Un autre obstacle à l’adhésion des généralistes aux gardes de nuit et de week-end est celui des honoraires. On a trop souvent considéré que les seules difficultés à faire fonctionner correctement un poste de garde de médecine générale venaient des contraintes que cela imposait au prestataire et de la récurrence des gardes. C’est vrai, mais les honoraires tels qu’ils sont actuellement ne sont guère encourageants non plus. S’ils étaient mieux rémunérés, de nombreux médecins, parmi lesquels de jeunes confrères qui entament leur carrière ou des médecins en réorientation, seraient plus attirés. Cela atténuerait ainsi le problème des récurrences. De plus, des honoraires convenables devraient permettre la récupération de la fatigue engendrée par une nuit de garde. Si le manque à gagner d’une récupération souvent nécessaire le lendemain d’une garde était compensé par des honoraires adéquats pour le temps de garde, on verrait sans nul doute les médecins s’y engager plus volontiers.
Bref, on est loin d’avoir fait tout ce qui était possible et nécessaire pour rendre la garde attractive et efficiente. La meilleure preuve en est qu’il existe des endroits où des médecins sont satisfaits de son fonctionnement. Cela ne veut pas dire que je sois opposé à l’existence de médecins « gardistes », mais je considère que la garde fait partie du métier de généraliste. Du moins, c’est ce que je pense. Mais même moi, qui me bats pour l’instauration d’une garde bien organisée et vivable pour le généraliste, je m’interroge parfois à ce propos. Et il m’arrive de me dire que si rien ne change, je pourrais me décourager et abandonner. La question de fond est de redonner au généraliste le goût d’effectuer des gardes.
Derniers commentaires
Sarah Dagrain
23 aout 2024Entièrement d'accord avec vous!
Philippe TASSART
22 aout 2024Il n'y a rien d'amusant à effectuer des gardes dans un poste de garde inconfortable, impersonnel, loin des siens, fatiguant, avec des patients peu motivant qui n'ont jamais entendu parler de vous, indifférence, etc ... je crois que peu de médecin me contrediront sur ce point.
Mais je ne crois pas attirer autant d'approbation si je vous dis que, si nous ne devons pas effectuer de gardes par goût, il le faut au moins par Devoir.

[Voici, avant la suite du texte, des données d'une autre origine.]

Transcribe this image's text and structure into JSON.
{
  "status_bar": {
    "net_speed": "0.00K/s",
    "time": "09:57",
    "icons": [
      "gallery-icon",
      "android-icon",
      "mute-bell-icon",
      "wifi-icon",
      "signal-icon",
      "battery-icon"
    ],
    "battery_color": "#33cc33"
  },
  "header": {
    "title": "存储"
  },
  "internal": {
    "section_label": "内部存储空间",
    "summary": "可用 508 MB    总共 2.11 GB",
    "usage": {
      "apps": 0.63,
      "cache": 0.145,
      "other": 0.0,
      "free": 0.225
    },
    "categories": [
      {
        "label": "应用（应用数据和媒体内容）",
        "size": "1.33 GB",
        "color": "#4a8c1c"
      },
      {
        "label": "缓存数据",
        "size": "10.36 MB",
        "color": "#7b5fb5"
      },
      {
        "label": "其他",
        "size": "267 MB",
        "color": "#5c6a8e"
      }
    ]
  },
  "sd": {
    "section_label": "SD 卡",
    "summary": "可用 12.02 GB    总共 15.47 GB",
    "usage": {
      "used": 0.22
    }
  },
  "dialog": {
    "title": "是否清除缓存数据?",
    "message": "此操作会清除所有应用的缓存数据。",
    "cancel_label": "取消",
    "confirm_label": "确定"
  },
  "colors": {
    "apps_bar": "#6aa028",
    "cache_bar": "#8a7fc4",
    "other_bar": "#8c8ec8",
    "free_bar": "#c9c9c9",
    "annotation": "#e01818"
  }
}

Il n'y a que nous, généralistes, qui pouvons remplir ce rôle correctement. Je n'ai pas peur de dire que les gardistes détériorent notre image de marque de généraliste. Ils sont complètement démotivés ou motivés par une seule chose, l'argent qu'ils gagnent à bon compte car, si le cas est un peu tordu, direction urgences, sinon Paracétamol. A ce compte, pourquoi ne pas faire faire nos gardes par des pharmaciens ?
Par contre, j'aime encore bien les gardes de semaine, effectuées à mon domicile, une fois par mois. Les temps ont changé. Avant, pas question de refuser une visite pour un enfant qui chauffait à 37.5 ! Maintenant, nous pouvons sans problème exercer nous même un tri de qualité, c'est accepté, les gens sont déjà rassurés d'avoir une analyse cohérente de la situation faite par un médecin qu'ils connaissent puisque ces gardes de semaine sont encore locales chez nous. Nous pouvons faire venir les patients si c'est nécessaire et dans de très rares cas, nous déplacer et éviter que les patients n'aillent encombrer les urgences.
Ayant dépassé l'âge de 65 ans, j'ai abandonné les gardes de WE au poste de garde. Si nous revenions au modèle d'avant les postes, je pourrais rempiler si nous avons la possibilité de soigner par téléphone et de refuser des visites. La garde redeviendrait, si pas attractive, du moins très convenable. Je ne sais plus qui a dit "La voie du Devoir est toujours la plus difficile". J'ai bien conscience que le Devoir n'est plus très à la mode, même carrément ringard. A mes yeux, il est pourtant une valeur sûre, un mode de fonctionnement, une référence, un pilier.